When I read A Little Life, there weren’t any content warnings. I read it without considering how the content might stir my vulnerabilities, but experiencing content beyond my comfort level served a purpose. It allowed me to ask myself why what I read made me uncomfortable. In a way, the book became training for difficult stories I encountered later. Instead of putting the book down, I rooted for Jude and his ability to create his own life. I wanted to see him get through to happiness he created for himself, which was worth reading.  

In the end, I enjoyed the book for many reasons. I asked myself what Yanagihara was doing in the book instead of why, which separated my emotions from the book.
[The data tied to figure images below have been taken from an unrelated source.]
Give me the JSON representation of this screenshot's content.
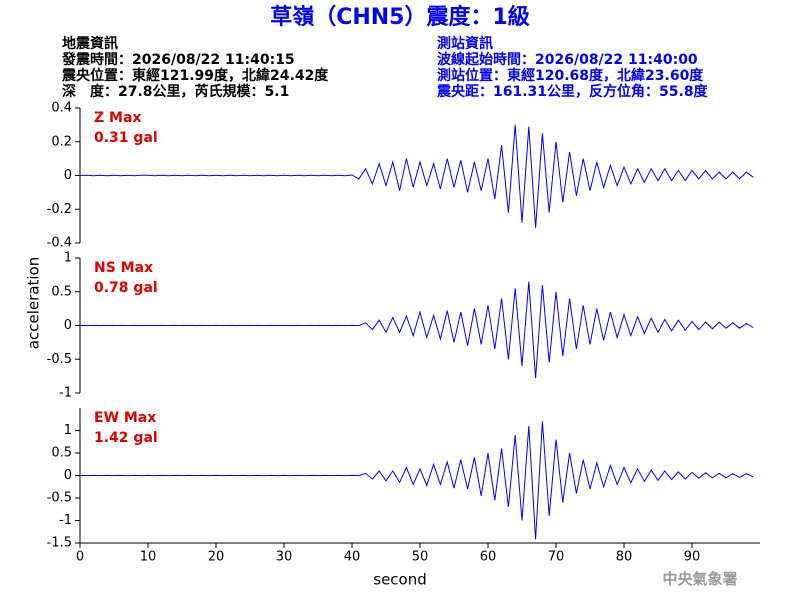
{
  "header": {
    "title": "草嶺（CHN5）震度：1級",
    "left": [
      "地震資訊",
      "發震時間：2026/08/22 11:40:15",
      "震央位置：東經121.99度，北緯24.42度",
      "深　度：27.8公里，芮氏規模：5.1"
    ],
    "right": [
      "測站資訊",
      "波線起始時間：2026/08/22 11:40:00",
      "測站位置：東經120.68度，北緯23.60度",
      "震央距：161.31公里，反方位角：55.8度"
    ]
  },
  "ylabel": "acceleration",
  "footer": "中央氣象署",
  "chart_data": [
    {
      "type": "line",
      "color": "#0000ff",
      "annotation": [
        "Z Max",
        "0.31 gal"
      ],
      "xlim": [
        0,
        100
      ],
      "ylim": [
        -0.4,
        0.4
      ],
      "yticks": [
        -0.4,
        -0.2,
        0,
        0.2,
        0.4
      ],
      "x": [
        0,
        1,
        2,
        3,
        4,
        5,
        6,
        7,
        8,
        9,
        10,
        11,
        12,
        13,
        14,
        15,
        16,
        17,
        18,
        19,
        20,
        21,
        22,
        23,
        24,
        25,
        26,
        27,
        28,
        29,
        30,
        31,
        32,
        33,
        34,
        35,
        36,
        37,
        38,
        39,
        40,
        41,
        42,
        43,
        44,
        45,
        46,
        47,
        48,
        49,
        50,
        51,
        52,
        53,
        54,
        55,
        56,
        57,
        58,
        59,
        60,
        61,
        62,
        63,
        64,
        65,
        66,
        67,
        68,
        69,
        70,
        71,
        72,
        73,
        74,
        75,
        76,
        77,
        78,
        79,
        80,
        81,
        82,
        83,
        84,
        85,
        86,
        87,
        88,
        89,
        90,
        91,
        92,
        93,
        94,
        95,
        96,
        97,
        98,
        99
      ],
      "values": [
        0,
        0.002,
        -0.002,
        0.001,
        -0.001,
        0.002,
        -0.002,
        0.001,
        -0.002,
        0.002,
        0.001,
        -0.001,
        0.002,
        -0.002,
        0.001,
        -0.001,
        0.002,
        -0.001,
        0.001,
        -0.002,
        0.002,
        -0.001,
        0.001,
        -0.002,
        0.002,
        -0.001,
        0.001,
        -0.002,
        0.002,
        -0.001,
        0.001,
        -0.002,
        0.002,
        -0.001,
        0.001,
        -0.002,
        0.002,
        -0.001,
        0.001,
        -0.002,
        0.003,
        -0.02,
        0.04,
        -0.05,
        0.07,
        -0.06,
        0.08,
        -0.09,
        0.1,
        -0.07,
        0.08,
        -0.06,
        0.07,
        -0.08,
        0.1,
        -0.07,
        0.09,
        -0.1,
        0.08,
        -0.09,
        0.1,
        -0.14,
        0.18,
        -0.22,
        0.3,
        -0.28,
        0.29,
        -0.31,
        0.25,
        -0.22,
        0.2,
        -0.16,
        0.14,
        -0.12,
        0.1,
        -0.09,
        0.08,
        -0.07,
        0.06,
        -0.06,
        0.05,
        -0.05,
        0.04,
        -0.04,
        0.04,
        -0.03,
        0.04,
        -0.03,
        0.03,
        -0.03,
        0.03,
        -0.02,
        0.03,
        -0.02,
        0.02,
        -0.02,
        0.02,
        -0.02,
        0.02,
        -0.01
      ]
    },
    {
      "type": "line",
      "color": "#0000ff",
      "annotation": [
        "NS Max",
        "0.78 gal"
      ],
      "xlim": [
        0,
        100
      ],
      "ylim": [
        -1,
        1
      ],
      "yticks": [
        -1,
        -0.5,
        0,
        0.5,
        1
      ],
      "x": [
        0,
        1,
        2,
        3,
        4,
        5,
        6,
        7,
        8,
        9,
        10,
        11,
        12,
        13,
        14,
        15,
        16,
        17,
        18,
        19,
        20,
        21,
        22,
        23,
        24,
        25,
        26,
        27,
        28,
        29,
        30,
        31,
        32,
        33,
        34,
        35,
        36,
        37,
        38,
        39,
        40,
        41,
        42,
        43,
        44,
        45,
        46,
        47,
        48,
        49,
        50,
        51,
        52,
        53,
        54,
        55,
        56,
        57,
        58,
        59,
        60,
        61,
        62,
        63,
        64,
        65,
        66,
        67,
        68,
        69,
        70,
        71,
        72,
        73,
        74,
        75,
        76,
        77,
        78,
        79,
        80,
        81,
        82,
        83,
        84,
        85,
        86,
        87,
        88,
        89,
        90,
        91,
        92,
        93,
        94,
        95,
        96,
        97,
        98,
        99
      ],
      "values": [
        0.002,
        -0.002,
        0.002,
        -0.002,
        0.002,
        -0.002,
        0.002,
        -0.002,
        0.002,
        -0.002,
        0.002,
        -0.002,
        0.002,
        -0.002,
        0.002,
        -0.002,
        0.002,
        -0.002,
        0.002,
        -0.002,
        0.002,
        -0.002,
        0.002,
        -0.002,
        0.002,
        -0.002,
        0.002,
        -0.002,
        0.002,
        -0.002,
        0.002,
        -0.002,
        0.002,
        -0.002,
        0.002,
        -0.002,
        0.002,
        -0.002,
        0.002,
        -0.002,
        0.002,
        -0.002,
        0.04,
        -0.06,
        0.08,
        -0.1,
        0.12,
        -0.1,
        0.14,
        -0.15,
        0.2,
        -0.18,
        0.15,
        -0.2,
        0.22,
        -0.25,
        0.2,
        -0.3,
        0.25,
        -0.28,
        0.3,
        -0.35,
        0.4,
        -0.5,
        0.55,
        -0.6,
        0.65,
        -0.78,
        0.6,
        -0.55,
        0.5,
        -0.45,
        0.4,
        -0.35,
        0.3,
        -0.28,
        0.25,
        -0.22,
        0.2,
        -0.18,
        0.16,
        -0.15,
        0.13,
        -0.12,
        0.11,
        -0.1,
        0.09,
        -0.08,
        0.08,
        -0.07,
        0.06,
        -0.06,
        0.05,
        -0.05,
        0.05,
        -0.04,
        0.04,
        -0.04,
        0.03,
        -0.03
      ]
    },
    {
      "type": "line",
      "color": "#0000ff",
      "annotation": [
        "EW Max",
        "1.42 gal"
      ],
      "xlim": [
        0,
        100
      ],
      "ylim": [
        -1.5,
        1.5
      ],
      "yticks": [
        -1.5,
        -1,
        -0.5,
        0,
        0.5,
        1
      ],
      "xticks": [
        0,
        10,
        20,
        30,
        40,
        50,
        60,
        70,
        80,
        90
      ],
      "xlabel": "second",
      "x": [
        0,
        1,
        2,
        3,
        4,
        5,
        6,
        7,
        8,
        9,
        10,
        11,
        12,
        13,
        14,
        15,
        16,
        17,
        18,
        19,
        20,
        21,
        22,
        23,
        24,
        25,
        26,
        27,
        28,
        29,
        30,
        31,
        32,
        33,
        34,
        35,
        36,
        37,
        38,
        39,
        40,
        41,
        42,
        43,
        44,
        45,
        46,
        47,
        48,
        49,
        50,
        51,
        52,
        53,
        54,
        55,
        56,
        57,
        58,
        59,
        60,
        61,
        62,
        63,
        64,
        65,
        66,
        67,
        68,
        69,
        70,
        71,
        72,
        73,
        74,
        75,
        76,
        77,
        78,
        79,
        80,
        81,
        82,
        83,
        84,
        85,
        86,
        87,
        88,
        89,
        90,
        91,
        92,
        93,
        94,
        95,
        96,
        97,
        98,
        99
      ],
      "values": [
        0.003,
        -0.003,
        0.003,
        -0.003,
        0.003,
        -0.003,
        0.003,
        -0.003,
        0.003,
        -0.003,
        0.003,
        -0.003,
        0.003,
        -0.003,
        0.003,
        -0.003,
        0.003,
        -0.003,
        0.003,
        -0.003,
        0.003,
        -0.003,
        0.003,
        -0.003,
        0.003,
        -0.003,
        0.003,
        -0.003,
        0.003,
        -0.003,
        0.003,
        -0.003,
        0.003,
        -0.003,
        0.003,
        -0.003,
        0.003,
        -0.003,
        0.003,
        -0.003,
        0.003,
        -0.003,
        0.05,
        -0.08,
        0.1,
        -0.12,
        0.1,
        -0.15,
        0.18,
        -0.2,
        0.15,
        -0.22,
        0.25,
        -0.2,
        0.3,
        -0.28,
        0.35,
        -0.3,
        0.4,
        -0.45,
        0.5,
        -0.55,
        0.6,
        -0.7,
        0.9,
        -1,
        1.1,
        -1.42,
        1.2,
        -0.9,
        0.8,
        -0.6,
        0.5,
        -0.4,
        0.35,
        -0.3,
        0.28,
        -0.25,
        0.22,
        -0.2,
        0.18,
        -0.16,
        0.15,
        -0.13,
        0.12,
        -0.11,
        0.1,
        -0.09,
        0.08,
        -0.08,
        0.07,
        -0.06,
        0.06,
        -0.05,
        0.05,
        -0.05,
        0.04,
        -0.04,
        0.04,
        -0.03
      ]
    }
  ]
}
A Little Life also reminded me why I became a reader in the first place and why I keep A Little Life on the shelves of my bookstore for other readers to consider. Reading difficult content allows more empathy than we may have on our own. Experiencing a story that is so unlike my own has changed the way that I read Jude’s turmoils; they allowed me to recognize the ugliness of humanness but also the brilliance of life.  Though we can’t read everything, making room for books and stories that are difficult for us content-wise can make us better human beings. 

Jazmine Cooper is an MFA candidate studying Fiction at Antioch University Los Angeles. She is a co-owner and General Manager of 27th Letter Books in Detroit, Michigan. She lives in Detroit, Michigan with her fiance and cat.